The subjective aspect of emotions does come from an entire orchestra of goals,
viewpoint alterations, belief changes, and physiological responses which
stimulate further changes... but all the cognitive stuff is still there; it is
an integral part.

Finally, although this is getting into the hard problem of conscious
experience, I don't think the physiological stuff can explain the subjective
aspect. Is adrenaline conscious?

> If that were the case, then is it not also possible that Deep Thought and
> its successors have similar illusionary emotions? Suppose Deep Blue wins a
> match. Whilst all the while appearing the same, staid machine predictably
> pulling bytes from RAM and processing them, it deviates slightly and pulls
> a different set of bytes to usual. Nothing odd to the designer there. But
> then there is nothing odd about a little adrenalin escaping into our blood
> stream, and our heart rate going up in the example with the tiger.

Emotions aren't mysterious forces. They can't hide from us. Turing machines
are deterministic and wholly causal; any force operating on Deep Thought would
be explicable as the sum of its parts.

> When Deep Blue won the series recently, I wondered whether it felt a most
> primitive sense of achievement, in the same way that our own primitive
> ancestors might have felt a sense of achievement if they had lifted their
> first stone, and successfully hurled it at a passing antelope. Yes, the
> thing is just a mathematical algorithm. But so, apparently, are we.

It didn't. Deep Blue may have emergent chess stratagems from the complex
physical-process-level chess exploration algorithms. I don't think there was
any form of feedback for successful and unsuccessful moves. In training mode
- if it possesses such a thing - it might be said that it experiences
"pleasure" at a successful move. In truth, I think this is torturing the
metaphor. Except from a functionalist perspective, there wouldn't be much
internal difference between "pleasure" and "pain" - just negative and positive
numbers. If Deep Blue were reversed to make the worst possible move, it might
not require much reprogramming... i.e., the distinction between pleasure and
pain would be surface, rather than deep causal.

> I suspect that "emotions" have evolved because they are an evolutionary
> advantage. Deep Blue has more chance of survival if it wins matches, and
> hence suffers selection pressures of the same kind that our ancestors did.
> If each system is a logical parallel of the other, then are "emotions" not
> possible results in both cases?

Emotions did indeed evolve because they are evolutionary advantages. Although
Deep Blue's weightings for piece value may be "evolutionary" in some sense, I
don't think the term can really apply in the sense you use it. Linear numbers
aren't complex enough to "evolve"; evolving sequences of instructions, as in
the TIERRA environment, are another matter.
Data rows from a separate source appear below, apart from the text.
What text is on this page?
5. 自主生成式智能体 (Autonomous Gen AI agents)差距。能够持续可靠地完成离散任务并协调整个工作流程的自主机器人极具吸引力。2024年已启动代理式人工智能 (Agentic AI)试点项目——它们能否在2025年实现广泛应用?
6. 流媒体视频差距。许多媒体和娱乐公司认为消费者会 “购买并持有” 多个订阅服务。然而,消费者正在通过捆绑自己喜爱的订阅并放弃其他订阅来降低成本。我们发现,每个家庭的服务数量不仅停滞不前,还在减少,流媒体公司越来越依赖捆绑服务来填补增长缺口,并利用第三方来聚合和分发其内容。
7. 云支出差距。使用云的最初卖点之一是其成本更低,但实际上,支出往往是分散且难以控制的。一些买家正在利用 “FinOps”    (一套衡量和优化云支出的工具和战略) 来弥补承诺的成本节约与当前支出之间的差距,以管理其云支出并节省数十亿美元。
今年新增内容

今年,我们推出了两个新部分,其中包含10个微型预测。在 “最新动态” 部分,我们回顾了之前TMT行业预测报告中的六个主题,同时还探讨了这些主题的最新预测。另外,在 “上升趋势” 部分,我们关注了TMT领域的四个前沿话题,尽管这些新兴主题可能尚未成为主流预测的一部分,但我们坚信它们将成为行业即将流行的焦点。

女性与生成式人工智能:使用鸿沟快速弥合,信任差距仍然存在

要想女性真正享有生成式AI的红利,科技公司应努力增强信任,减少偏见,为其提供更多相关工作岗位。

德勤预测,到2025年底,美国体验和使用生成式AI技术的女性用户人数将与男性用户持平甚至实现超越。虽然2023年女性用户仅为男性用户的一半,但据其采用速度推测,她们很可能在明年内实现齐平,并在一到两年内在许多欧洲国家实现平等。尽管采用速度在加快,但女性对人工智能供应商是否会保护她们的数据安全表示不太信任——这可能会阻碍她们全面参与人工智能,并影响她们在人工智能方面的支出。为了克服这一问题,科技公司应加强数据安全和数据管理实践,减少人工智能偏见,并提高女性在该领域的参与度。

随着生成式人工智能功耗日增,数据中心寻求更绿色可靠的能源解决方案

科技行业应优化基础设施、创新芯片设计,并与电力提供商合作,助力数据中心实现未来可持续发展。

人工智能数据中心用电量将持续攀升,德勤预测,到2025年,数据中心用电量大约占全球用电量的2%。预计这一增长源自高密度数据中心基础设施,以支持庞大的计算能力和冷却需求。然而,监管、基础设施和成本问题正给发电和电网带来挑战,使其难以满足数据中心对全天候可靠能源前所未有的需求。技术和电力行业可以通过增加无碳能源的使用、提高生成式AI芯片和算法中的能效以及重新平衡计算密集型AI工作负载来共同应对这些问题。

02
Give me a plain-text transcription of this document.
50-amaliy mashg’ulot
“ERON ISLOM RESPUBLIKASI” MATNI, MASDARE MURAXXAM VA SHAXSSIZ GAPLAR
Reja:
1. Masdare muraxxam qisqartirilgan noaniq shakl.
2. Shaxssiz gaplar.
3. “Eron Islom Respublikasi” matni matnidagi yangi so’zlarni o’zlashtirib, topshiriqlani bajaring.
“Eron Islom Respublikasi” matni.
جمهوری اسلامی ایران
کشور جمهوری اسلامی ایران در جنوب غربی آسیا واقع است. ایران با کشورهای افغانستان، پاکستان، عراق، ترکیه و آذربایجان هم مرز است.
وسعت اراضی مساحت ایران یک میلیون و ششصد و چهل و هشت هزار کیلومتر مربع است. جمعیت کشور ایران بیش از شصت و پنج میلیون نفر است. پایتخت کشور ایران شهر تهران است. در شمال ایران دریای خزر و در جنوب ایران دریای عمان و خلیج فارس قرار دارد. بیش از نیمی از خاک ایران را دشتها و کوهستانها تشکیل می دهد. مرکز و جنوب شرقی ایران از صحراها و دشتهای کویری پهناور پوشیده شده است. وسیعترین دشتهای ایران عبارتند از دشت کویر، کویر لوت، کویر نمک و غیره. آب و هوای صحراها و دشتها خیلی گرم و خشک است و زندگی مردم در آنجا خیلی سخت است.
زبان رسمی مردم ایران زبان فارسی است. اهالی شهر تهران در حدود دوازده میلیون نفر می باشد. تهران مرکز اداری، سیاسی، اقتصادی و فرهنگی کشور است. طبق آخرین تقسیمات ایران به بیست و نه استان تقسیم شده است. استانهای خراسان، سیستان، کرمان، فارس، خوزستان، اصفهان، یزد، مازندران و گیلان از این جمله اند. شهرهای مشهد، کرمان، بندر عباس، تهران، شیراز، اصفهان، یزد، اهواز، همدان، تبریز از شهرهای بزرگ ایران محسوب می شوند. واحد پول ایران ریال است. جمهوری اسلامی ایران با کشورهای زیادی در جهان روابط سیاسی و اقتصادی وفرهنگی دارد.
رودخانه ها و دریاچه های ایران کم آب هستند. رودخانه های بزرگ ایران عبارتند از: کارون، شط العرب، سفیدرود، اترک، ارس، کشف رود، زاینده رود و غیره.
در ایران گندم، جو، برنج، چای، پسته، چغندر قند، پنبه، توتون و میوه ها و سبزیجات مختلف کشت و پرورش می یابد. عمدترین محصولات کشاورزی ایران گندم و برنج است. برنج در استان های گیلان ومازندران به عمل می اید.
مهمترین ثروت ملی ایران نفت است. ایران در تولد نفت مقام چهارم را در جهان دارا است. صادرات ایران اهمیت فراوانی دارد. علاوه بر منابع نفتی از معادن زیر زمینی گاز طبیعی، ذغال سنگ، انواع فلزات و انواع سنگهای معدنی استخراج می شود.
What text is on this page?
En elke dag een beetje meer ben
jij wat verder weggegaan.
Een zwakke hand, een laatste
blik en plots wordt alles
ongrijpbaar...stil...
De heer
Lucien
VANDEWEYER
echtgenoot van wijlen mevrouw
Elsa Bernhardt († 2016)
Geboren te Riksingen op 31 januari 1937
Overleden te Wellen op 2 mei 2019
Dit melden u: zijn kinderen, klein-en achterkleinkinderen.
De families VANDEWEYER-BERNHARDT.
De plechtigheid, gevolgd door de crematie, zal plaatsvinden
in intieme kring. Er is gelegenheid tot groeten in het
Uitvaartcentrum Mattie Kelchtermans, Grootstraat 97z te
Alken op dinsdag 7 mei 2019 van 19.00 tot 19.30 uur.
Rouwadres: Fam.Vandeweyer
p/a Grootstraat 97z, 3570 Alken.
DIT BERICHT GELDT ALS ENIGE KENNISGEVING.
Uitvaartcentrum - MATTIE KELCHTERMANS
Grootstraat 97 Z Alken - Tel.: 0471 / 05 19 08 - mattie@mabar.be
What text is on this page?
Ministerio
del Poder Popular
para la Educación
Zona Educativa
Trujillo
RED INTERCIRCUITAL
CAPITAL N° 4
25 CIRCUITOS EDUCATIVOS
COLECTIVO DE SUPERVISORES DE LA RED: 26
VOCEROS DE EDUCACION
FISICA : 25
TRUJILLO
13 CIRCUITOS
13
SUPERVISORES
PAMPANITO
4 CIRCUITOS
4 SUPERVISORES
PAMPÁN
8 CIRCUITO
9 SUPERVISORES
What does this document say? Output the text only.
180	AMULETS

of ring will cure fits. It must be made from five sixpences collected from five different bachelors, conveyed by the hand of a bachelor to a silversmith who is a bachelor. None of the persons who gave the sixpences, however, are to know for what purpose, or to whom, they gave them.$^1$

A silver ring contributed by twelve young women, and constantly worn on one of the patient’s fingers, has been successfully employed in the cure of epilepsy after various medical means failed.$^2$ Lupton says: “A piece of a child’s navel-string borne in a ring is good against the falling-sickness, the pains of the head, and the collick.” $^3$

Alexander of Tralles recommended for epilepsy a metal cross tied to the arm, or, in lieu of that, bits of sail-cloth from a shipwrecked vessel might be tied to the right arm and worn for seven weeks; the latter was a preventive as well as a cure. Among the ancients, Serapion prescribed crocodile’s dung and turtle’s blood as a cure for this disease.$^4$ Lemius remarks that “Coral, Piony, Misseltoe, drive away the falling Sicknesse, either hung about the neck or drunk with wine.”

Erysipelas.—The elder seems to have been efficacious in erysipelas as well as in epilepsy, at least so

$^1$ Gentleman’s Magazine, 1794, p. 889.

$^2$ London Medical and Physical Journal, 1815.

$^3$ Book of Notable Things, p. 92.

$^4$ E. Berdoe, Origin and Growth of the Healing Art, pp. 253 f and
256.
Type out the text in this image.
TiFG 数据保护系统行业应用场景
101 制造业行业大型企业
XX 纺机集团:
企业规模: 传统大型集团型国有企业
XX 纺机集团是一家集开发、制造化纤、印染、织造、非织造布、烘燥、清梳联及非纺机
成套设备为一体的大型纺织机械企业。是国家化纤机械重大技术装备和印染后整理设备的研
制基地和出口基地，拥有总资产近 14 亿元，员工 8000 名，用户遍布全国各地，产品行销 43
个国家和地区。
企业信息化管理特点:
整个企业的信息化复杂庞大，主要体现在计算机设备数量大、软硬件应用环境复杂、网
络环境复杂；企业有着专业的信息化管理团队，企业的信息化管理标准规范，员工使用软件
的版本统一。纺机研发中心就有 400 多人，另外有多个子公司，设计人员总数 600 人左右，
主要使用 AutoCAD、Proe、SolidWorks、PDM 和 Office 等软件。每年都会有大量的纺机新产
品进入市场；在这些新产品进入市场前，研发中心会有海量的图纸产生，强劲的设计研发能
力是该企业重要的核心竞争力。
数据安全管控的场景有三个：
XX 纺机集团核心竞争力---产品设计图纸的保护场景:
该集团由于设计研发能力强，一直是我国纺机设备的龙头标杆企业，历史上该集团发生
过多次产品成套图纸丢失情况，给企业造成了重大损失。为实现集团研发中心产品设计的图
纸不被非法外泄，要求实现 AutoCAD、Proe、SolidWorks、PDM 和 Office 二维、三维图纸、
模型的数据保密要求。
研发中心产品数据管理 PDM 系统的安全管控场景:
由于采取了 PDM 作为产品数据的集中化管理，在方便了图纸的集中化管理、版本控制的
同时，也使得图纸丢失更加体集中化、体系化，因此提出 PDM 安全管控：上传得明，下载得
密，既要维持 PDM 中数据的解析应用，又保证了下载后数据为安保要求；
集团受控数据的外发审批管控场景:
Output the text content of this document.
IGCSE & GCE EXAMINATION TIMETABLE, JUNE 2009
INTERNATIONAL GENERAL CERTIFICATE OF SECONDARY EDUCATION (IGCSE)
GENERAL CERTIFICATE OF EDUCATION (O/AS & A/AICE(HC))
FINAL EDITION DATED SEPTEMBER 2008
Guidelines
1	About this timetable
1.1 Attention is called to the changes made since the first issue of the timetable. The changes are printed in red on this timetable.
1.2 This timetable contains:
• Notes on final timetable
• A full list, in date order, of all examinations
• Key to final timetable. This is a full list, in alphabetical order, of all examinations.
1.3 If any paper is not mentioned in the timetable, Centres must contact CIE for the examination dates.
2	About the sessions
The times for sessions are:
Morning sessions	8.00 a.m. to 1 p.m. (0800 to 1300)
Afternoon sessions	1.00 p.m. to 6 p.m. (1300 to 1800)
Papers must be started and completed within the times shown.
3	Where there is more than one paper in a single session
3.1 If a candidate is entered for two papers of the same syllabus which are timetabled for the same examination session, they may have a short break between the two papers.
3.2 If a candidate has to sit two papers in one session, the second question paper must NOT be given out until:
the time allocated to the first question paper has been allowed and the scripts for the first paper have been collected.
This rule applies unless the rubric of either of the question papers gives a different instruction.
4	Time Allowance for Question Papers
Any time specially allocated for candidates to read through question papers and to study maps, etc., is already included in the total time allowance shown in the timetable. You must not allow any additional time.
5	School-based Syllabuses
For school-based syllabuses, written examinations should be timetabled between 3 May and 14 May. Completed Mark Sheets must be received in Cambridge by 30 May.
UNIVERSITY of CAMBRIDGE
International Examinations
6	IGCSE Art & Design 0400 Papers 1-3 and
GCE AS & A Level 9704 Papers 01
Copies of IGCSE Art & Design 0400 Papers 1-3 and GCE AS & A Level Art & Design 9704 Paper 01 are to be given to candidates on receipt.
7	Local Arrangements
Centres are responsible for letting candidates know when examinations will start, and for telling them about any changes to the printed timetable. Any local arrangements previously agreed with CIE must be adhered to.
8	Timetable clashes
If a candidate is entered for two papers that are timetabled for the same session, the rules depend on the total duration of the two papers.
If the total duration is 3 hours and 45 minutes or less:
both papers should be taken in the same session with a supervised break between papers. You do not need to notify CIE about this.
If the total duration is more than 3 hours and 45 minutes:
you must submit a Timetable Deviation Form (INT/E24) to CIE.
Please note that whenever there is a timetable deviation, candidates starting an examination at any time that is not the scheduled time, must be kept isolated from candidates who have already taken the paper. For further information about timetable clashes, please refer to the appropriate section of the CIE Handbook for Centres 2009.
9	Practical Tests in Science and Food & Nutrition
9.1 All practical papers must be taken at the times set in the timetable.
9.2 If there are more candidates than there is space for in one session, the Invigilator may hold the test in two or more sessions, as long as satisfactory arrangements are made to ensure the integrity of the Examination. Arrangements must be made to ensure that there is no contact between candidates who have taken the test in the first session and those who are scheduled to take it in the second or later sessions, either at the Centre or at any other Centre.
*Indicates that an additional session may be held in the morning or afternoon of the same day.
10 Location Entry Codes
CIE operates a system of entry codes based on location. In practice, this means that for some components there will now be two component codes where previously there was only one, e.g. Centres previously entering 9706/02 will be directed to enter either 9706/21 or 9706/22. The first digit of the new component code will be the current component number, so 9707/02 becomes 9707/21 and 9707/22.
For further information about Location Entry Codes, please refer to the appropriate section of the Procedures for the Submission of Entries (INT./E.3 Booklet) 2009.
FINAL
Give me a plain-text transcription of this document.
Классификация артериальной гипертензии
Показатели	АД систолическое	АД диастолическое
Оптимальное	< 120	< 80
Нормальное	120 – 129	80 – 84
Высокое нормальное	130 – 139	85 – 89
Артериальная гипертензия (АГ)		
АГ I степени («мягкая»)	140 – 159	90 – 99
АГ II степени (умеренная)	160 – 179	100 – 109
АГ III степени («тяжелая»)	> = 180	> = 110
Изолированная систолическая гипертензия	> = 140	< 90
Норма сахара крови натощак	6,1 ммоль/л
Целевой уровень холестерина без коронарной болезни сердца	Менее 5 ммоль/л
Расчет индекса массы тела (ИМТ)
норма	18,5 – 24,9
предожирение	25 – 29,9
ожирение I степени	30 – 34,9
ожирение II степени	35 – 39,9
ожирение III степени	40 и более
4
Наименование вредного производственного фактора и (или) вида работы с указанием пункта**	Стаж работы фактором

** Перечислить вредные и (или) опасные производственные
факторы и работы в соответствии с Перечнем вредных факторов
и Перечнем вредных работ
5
Deep Blue, again, is not that level of AI. It is a brute-force mechanism. I
don't believe it possesses evolvable heuristics as did EURISKO, or evolvable
concepts as did AM, or evolvable anything except weightings. And weightings,
not possessing much in the way of causal force - though this is true only for
Deep Blue and the like - are not emotions. At the very best, they could be
instincts or reflexes, possessing no cognitive correlates.

It is possible that the weightings of piece value have far and subtle
consequences in Deep Blue's Great Search Tree. Kasparov has stated that Deep
Blue had a new kind of intelligence. It could be that all the interacting
weightings had the same kind of emergent effect as all our interacting neural
weightings... although on a much smaller scale! It would take a lot of
looking, and specialized tools, to detect those patterns. The fundamental
questions are these:

1. Are the patterns complex? Are they non-linear, non-algebraic? Are they
divisible into sub-patterns? Are the patterns "causal" - composed of the
complex interaction of sub-patterns? Are they Turing complete?

2. Do the patterns evolve? Can they reproduce? Can they mix? Do they compete?

Although not an expert on search trees, I very much suspect that search trees,
or at least A* and variants, are not that complicated. They may be
Turing-complete in theory, although I actually doubt it... but that Turing
completeness may not be translatable into a level where patterns could
"evolve" and the best patterns would win games. A lot of technically Turing
complete processes' Universal Turing Machines are *very* far from the level in
which they are implemented.

It is possible. There are theories in which "hedonistic neurons" - neurons
that want to fire as often as possible - provide the basic organizing
principle for the brain. We are faced not merely with that, but with
requiring that the most often-firing neurons are the ones which have the best
solutions to some cortical-level problem. On the other hand, Deep Blue's
basic level is much more directly semantic than the basic neural level.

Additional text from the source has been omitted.